Advanced sensor tracking to measure emotion during reading

As part of the Digital Reader Engagement research project, we have measured what happens with the body when people are reading a digital publication.

While 60 panel members read through the tablet version of Belgian dailies, De Standaard and Het Nieuwsblad, a number of high-tech sensors tracked their individual behavior:

  • The imec Wristband and imec Necklace measured heart rate, skin conductance and body temperature
  • The MIT Pupil Pro mapped eye movements
  • The Kinect registered posture
  • The Twipe NextGen Tablet Reader tracked interaction, motion and user feedback

Readers were also asked to provide direct feedback on their appreciation of the article titles, images and content directly in the apps. After having all these data gathered and stored, an extensive analysis of all the user reactions and interactions with the digital newspaper was made by the Human Computer Interface group of the Software Engineering Faculty of KU Leuven.

Reading a digital newspaper does provoke strong emotional reactions

The video illustrates a number of key lessons we have noted about Reader Engagement and Disengagement:

  • Scanning pages and articles happens very quickly and requires rather limited involvement from the reader
  • Cognitive reading requires strong attention, as a result the human body is calming down
  • Explicit pictures or strong emotional titles provoke strong emotional reactions in the body
  • Bodies show high levels of frustration when readers are confronted to technical complexity, full page ads or complex visuals

Predicting and improving digital reader engagement

The Digital Reader Engagement (DRE) project was conducted by Twipe together with iMinds, Mediahuis and 2 research groups of KU Leuven. It aims to define a new approach to measure and predict digital newspaper readers’ behavior and experience. The business goal is to improve the daily publications by integrating daily editorial insights in the newspaper production process using advanced machine learning.

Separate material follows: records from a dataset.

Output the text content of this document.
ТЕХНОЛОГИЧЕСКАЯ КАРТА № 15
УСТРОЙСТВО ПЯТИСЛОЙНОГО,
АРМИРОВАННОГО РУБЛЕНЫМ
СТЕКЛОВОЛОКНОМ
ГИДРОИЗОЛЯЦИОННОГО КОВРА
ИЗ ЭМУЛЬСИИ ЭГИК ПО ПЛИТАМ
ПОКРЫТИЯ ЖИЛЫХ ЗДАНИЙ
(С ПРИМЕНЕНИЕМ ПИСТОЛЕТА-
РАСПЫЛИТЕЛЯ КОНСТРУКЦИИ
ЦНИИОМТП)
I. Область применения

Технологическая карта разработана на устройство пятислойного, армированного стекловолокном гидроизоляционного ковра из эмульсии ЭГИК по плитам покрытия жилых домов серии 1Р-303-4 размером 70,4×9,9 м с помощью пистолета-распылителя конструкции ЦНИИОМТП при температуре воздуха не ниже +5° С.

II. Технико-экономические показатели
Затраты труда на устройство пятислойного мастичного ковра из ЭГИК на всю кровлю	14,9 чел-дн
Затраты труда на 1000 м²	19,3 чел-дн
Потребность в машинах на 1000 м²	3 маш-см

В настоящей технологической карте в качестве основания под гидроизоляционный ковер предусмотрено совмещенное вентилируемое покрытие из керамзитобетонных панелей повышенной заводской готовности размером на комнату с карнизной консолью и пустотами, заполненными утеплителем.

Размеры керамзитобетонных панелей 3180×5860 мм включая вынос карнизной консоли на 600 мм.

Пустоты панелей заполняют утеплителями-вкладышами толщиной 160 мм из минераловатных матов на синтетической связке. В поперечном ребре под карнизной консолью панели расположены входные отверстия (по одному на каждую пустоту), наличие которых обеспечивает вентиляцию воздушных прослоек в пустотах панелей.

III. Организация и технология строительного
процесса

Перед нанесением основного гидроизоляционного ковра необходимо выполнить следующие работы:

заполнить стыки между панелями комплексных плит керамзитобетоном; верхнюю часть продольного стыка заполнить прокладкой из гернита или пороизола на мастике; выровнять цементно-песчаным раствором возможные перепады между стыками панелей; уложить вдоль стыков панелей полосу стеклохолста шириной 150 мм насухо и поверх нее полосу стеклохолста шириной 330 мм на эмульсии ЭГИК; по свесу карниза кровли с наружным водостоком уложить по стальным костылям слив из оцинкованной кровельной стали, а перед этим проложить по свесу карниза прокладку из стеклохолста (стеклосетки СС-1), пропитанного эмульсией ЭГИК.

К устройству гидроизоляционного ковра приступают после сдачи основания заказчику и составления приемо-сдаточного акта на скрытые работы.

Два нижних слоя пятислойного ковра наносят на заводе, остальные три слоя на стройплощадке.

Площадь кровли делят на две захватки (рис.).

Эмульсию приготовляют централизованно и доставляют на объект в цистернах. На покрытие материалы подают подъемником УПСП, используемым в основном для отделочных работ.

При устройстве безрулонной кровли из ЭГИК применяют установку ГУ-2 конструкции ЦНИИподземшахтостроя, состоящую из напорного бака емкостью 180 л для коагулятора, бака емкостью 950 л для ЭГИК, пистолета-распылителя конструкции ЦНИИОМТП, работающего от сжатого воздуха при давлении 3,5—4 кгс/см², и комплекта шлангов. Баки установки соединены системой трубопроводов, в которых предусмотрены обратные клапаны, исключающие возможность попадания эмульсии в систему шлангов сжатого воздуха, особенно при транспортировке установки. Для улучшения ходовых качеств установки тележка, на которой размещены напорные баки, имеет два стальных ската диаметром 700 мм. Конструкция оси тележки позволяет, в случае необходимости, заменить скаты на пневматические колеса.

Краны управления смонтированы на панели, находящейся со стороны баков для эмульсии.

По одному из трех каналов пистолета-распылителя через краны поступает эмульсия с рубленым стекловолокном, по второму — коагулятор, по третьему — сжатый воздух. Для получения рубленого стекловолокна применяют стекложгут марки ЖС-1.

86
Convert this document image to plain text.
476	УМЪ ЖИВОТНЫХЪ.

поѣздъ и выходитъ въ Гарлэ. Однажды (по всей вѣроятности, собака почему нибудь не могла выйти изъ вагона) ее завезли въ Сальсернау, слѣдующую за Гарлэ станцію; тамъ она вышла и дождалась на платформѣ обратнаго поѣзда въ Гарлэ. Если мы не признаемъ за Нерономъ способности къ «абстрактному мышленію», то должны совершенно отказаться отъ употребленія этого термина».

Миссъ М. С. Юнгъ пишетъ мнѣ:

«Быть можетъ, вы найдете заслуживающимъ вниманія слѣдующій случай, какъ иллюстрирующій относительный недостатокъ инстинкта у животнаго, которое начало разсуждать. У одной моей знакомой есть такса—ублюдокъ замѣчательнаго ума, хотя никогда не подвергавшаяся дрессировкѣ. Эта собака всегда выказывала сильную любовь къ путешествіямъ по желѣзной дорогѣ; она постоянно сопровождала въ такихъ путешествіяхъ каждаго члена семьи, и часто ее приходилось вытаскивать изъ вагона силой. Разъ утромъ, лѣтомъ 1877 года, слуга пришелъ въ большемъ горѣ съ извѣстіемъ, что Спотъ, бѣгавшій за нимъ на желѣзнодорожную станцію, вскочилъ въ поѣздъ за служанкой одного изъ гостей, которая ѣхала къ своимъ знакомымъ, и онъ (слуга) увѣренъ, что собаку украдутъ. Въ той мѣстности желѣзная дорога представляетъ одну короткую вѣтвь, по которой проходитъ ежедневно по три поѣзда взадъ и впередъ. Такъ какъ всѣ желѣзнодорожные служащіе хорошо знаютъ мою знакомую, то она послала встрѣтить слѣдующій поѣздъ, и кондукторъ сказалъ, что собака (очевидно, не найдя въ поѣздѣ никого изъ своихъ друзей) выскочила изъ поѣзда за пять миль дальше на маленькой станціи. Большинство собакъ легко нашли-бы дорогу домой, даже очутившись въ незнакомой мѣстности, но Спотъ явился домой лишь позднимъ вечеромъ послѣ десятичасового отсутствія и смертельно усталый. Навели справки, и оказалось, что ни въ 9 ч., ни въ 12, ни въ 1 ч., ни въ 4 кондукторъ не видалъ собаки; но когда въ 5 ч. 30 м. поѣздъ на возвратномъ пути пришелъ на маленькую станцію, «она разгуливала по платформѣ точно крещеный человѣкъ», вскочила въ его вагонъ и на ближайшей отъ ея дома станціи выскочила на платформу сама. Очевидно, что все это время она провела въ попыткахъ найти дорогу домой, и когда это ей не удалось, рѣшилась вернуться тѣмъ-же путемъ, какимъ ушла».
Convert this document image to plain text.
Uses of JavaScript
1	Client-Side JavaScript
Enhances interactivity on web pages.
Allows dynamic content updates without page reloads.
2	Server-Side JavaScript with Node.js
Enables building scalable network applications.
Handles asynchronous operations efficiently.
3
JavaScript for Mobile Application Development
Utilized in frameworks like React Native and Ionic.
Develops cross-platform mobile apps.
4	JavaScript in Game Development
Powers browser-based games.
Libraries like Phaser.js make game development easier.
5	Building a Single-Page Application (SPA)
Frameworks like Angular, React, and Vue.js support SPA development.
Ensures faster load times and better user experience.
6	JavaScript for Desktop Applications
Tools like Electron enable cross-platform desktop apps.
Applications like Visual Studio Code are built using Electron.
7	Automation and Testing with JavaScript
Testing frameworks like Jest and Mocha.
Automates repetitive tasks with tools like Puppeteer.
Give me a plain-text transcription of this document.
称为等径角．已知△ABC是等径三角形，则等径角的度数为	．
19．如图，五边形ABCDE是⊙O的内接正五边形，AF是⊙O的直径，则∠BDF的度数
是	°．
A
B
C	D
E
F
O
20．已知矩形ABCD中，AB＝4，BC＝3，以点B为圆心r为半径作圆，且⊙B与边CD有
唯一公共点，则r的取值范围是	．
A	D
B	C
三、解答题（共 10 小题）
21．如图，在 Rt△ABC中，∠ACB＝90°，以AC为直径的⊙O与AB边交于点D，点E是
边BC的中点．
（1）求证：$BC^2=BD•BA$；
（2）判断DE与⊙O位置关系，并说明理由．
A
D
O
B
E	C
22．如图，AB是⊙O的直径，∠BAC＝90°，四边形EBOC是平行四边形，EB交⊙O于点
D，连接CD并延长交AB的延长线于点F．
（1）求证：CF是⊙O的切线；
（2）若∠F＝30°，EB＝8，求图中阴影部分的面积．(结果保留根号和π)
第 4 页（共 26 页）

Using DRE’s project results, together with Mediahuis, we have initiated a follow-up project called the Engagement Insights initiative. This new project aims to improve the daily production of newspapers by integrating engagement insights in the creation process.

The Engagement Insights initiative project was one of the six Belgian projects selected to receive support from Google’s Digital News Initiative Innovation Fund, an incentive from the tech giant to support digital journalism initiatives in Europe. With the funding, we will develop a new engagement insights module and run it across five newspapers from the Mediahuis group.